Adenylyl cyclase supersensitivity in opioid-withdrawn NG108-15 hybrid cells requires Gs but is not mediated by the Gsalpha subunit.

On the cellular level, opioid dependence is characterized by a significant elevation of adenylyl cyclase (AC) activity after drug withdrawal, a regulatory phenomenon termed "AC supersensitivity" or "cAMP overshoot." The present study examines the role of the stimulatory G protein (Gs) in the expression of naloxone precipitated opioid withdrawal in chronically morphine (10 microM; 3 days) treated neuroblastoma X glioma (NG108-15) hybrid cells. Determination of high-affinity [3H]forskolin binding to intact cells, which provides a direct parameter for the binding of the activated alpha-subunit of Gs (Gsalpha) to AC, revealed that the enhancement of AC activity after opioid withdrawal is not caused by an increased stimulation of effector activity by Gsalpha. Although not a direct function of Gs, the expression of AC supersensitivity required Gsalpha-mediated stimulation of AC, because 1) the enhancement of AC activity after opioid withdrawal was observed only in the presence of low, but not of high concentrations of forskolin, and 2) chemical inactivation of Gsalpha by low pH pretreatment abolished the induction of AC supersensitivity.
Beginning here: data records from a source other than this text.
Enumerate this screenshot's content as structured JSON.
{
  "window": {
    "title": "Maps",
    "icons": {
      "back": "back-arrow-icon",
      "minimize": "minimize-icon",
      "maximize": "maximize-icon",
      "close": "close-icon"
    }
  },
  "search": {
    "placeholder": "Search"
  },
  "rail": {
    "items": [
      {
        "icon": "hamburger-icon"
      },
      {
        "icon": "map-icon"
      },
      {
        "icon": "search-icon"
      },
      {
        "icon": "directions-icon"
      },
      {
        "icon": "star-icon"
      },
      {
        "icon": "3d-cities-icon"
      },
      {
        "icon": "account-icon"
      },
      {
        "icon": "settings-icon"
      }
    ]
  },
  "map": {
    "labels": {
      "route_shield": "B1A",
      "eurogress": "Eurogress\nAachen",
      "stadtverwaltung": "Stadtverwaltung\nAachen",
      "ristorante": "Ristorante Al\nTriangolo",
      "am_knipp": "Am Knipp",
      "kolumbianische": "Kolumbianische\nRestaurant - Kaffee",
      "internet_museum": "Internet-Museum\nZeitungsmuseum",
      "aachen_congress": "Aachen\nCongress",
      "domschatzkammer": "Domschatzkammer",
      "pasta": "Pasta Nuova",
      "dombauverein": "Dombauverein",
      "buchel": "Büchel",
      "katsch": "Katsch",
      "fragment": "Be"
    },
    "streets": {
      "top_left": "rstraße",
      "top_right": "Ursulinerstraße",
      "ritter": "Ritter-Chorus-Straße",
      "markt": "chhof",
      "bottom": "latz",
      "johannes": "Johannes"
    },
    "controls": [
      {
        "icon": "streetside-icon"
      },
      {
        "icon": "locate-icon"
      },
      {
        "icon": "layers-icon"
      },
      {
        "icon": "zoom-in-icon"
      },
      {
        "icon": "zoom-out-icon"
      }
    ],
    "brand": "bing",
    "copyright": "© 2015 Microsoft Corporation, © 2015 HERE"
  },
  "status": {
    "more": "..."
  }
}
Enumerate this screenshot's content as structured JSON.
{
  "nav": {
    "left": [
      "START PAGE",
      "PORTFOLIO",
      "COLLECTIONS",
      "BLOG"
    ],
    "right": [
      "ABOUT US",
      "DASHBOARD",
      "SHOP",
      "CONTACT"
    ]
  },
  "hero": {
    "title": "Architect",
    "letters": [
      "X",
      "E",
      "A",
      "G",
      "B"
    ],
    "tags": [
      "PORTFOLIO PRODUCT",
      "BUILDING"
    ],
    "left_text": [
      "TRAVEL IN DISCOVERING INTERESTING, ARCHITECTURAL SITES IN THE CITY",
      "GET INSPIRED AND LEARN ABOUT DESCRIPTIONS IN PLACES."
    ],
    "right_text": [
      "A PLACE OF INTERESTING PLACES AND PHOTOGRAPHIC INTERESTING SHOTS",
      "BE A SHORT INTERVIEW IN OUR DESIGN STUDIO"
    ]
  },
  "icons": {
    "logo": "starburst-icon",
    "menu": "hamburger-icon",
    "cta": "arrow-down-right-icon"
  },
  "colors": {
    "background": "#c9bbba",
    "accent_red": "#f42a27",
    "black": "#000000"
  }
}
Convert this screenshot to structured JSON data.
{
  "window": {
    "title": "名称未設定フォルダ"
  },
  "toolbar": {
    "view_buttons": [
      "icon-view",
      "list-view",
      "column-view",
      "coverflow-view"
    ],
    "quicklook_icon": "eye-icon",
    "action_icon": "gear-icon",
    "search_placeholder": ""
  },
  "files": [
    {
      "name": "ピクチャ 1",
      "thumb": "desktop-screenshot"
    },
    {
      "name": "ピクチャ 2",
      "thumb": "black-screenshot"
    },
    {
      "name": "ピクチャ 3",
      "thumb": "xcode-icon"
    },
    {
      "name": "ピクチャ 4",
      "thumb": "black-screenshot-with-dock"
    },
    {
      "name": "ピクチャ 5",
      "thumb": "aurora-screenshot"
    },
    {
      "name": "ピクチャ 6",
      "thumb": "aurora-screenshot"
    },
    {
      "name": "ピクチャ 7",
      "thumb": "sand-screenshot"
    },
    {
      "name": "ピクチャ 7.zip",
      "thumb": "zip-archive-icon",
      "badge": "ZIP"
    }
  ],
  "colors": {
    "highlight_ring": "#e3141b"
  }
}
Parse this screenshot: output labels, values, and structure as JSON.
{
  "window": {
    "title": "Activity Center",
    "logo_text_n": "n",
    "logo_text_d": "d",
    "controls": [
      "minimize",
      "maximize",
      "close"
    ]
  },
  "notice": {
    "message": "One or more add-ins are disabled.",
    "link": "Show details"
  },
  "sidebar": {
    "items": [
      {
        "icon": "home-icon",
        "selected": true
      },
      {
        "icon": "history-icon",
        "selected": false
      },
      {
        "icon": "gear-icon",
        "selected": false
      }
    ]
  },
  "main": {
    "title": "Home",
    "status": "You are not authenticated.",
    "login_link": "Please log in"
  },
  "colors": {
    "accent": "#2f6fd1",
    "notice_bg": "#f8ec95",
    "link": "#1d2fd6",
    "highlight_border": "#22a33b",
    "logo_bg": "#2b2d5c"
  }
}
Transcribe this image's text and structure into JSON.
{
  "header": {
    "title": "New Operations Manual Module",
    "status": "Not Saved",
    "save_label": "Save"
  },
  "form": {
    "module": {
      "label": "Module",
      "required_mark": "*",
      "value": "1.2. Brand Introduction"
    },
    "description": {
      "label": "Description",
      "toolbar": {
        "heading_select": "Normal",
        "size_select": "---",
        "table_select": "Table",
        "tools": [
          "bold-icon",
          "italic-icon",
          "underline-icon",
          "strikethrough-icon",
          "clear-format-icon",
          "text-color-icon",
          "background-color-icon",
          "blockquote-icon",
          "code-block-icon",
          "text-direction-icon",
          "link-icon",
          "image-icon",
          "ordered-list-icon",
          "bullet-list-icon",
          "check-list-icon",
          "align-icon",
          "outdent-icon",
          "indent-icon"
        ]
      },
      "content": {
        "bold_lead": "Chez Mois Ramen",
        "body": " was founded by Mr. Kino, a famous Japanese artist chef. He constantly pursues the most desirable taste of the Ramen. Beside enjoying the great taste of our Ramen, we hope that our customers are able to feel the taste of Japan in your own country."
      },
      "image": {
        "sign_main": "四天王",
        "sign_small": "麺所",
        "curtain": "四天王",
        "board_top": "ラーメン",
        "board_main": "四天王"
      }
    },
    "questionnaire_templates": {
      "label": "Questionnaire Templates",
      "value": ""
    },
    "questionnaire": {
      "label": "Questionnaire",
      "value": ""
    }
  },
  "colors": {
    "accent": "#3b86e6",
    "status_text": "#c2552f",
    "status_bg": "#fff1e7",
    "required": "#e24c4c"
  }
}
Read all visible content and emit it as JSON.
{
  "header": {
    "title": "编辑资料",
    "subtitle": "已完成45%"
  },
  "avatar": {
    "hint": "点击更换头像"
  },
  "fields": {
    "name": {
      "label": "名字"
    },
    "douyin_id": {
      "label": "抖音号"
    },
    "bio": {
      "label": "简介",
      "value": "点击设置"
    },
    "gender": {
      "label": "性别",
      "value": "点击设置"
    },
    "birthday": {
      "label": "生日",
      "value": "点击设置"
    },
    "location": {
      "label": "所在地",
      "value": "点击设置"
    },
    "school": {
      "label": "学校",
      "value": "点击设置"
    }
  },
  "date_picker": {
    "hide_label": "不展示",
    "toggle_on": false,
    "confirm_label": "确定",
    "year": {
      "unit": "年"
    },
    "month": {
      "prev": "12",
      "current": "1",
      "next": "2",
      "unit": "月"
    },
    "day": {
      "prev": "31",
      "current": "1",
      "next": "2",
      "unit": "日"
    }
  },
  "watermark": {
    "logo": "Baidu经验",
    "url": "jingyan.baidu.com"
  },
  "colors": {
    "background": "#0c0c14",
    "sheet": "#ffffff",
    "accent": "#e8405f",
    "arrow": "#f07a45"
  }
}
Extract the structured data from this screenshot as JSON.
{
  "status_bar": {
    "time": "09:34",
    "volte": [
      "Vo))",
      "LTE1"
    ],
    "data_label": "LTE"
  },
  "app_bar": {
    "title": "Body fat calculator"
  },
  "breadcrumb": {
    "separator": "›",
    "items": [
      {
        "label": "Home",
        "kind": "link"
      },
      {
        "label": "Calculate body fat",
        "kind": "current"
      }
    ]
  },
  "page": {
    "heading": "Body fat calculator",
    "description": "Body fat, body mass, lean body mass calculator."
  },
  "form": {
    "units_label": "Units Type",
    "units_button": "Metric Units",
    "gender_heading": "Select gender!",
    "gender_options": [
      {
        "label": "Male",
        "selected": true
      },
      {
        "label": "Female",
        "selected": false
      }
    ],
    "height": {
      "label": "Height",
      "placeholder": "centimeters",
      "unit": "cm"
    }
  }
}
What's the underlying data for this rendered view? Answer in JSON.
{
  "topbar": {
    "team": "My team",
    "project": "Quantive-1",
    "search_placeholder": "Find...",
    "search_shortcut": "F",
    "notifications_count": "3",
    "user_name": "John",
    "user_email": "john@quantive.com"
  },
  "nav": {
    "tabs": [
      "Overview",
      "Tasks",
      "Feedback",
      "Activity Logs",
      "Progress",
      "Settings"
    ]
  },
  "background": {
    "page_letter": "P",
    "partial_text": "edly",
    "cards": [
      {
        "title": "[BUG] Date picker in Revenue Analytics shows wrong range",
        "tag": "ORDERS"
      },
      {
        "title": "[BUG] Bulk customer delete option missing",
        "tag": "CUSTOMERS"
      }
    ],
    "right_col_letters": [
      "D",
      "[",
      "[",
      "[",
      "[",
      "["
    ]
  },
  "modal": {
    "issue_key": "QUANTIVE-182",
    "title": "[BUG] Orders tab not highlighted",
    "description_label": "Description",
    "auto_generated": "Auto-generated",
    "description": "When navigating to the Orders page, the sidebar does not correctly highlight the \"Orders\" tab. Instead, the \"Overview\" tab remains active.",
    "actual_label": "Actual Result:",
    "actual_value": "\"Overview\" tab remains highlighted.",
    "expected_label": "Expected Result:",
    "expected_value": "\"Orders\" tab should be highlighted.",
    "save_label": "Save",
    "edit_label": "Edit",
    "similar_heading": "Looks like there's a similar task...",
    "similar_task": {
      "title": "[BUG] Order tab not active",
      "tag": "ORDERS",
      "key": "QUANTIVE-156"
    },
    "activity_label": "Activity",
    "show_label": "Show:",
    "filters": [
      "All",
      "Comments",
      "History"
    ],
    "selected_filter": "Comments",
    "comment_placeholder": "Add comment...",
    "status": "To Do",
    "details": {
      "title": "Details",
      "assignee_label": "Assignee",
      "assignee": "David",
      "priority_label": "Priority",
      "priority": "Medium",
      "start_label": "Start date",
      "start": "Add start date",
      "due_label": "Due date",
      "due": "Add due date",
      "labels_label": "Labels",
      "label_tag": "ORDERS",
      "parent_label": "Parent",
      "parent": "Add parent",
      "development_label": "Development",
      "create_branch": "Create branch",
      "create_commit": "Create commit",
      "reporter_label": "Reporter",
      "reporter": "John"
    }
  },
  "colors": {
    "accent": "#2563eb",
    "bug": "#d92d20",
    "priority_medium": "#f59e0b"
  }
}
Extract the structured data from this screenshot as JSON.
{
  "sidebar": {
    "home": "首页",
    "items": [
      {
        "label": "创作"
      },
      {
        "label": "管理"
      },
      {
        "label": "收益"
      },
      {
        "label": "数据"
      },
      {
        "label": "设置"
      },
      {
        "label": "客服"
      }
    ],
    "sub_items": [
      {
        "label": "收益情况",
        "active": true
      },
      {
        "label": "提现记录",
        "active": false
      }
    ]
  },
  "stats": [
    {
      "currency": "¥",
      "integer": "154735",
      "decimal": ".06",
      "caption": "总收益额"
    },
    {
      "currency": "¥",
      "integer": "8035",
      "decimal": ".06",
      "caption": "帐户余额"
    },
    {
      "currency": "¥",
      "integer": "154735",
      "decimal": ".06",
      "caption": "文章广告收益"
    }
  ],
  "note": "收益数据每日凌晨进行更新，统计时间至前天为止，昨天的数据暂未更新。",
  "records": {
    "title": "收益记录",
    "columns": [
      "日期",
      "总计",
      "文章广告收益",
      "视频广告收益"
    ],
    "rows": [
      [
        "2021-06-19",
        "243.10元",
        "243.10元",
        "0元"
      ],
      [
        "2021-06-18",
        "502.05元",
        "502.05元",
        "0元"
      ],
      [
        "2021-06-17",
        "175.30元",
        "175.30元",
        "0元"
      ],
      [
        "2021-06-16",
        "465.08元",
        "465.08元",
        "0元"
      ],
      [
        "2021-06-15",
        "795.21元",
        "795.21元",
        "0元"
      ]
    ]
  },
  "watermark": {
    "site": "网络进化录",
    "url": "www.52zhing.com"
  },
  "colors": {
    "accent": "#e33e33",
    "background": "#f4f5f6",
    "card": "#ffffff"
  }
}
Moreover, the regulatory mechanism underlying AC supersensitivity not only required the presence of activated Gsalpha per se, but functional intact stimulatory signal transduction pathways. Indeed, blockade of prostaglandin E1 receptor/Gs interaction in situ with a site-specific anti-Gsalpha antibody, as well as uncoupling of prostaglandin E1 receptor signaling by cholera toxin-catalyzed ADP-ribosylation of Gsalpha, prevented the expression of AC supersensitivity in membranes from opioid-withdrawn cells. These results suggest that the enhancement of AC activity in opioid-dependent cells, triggered by drug withdrawal, is not a direct Gsalpha effect, but involves a secondary regulatory event that requires costimulation of AC by acutely receptor-activated Gsalpha.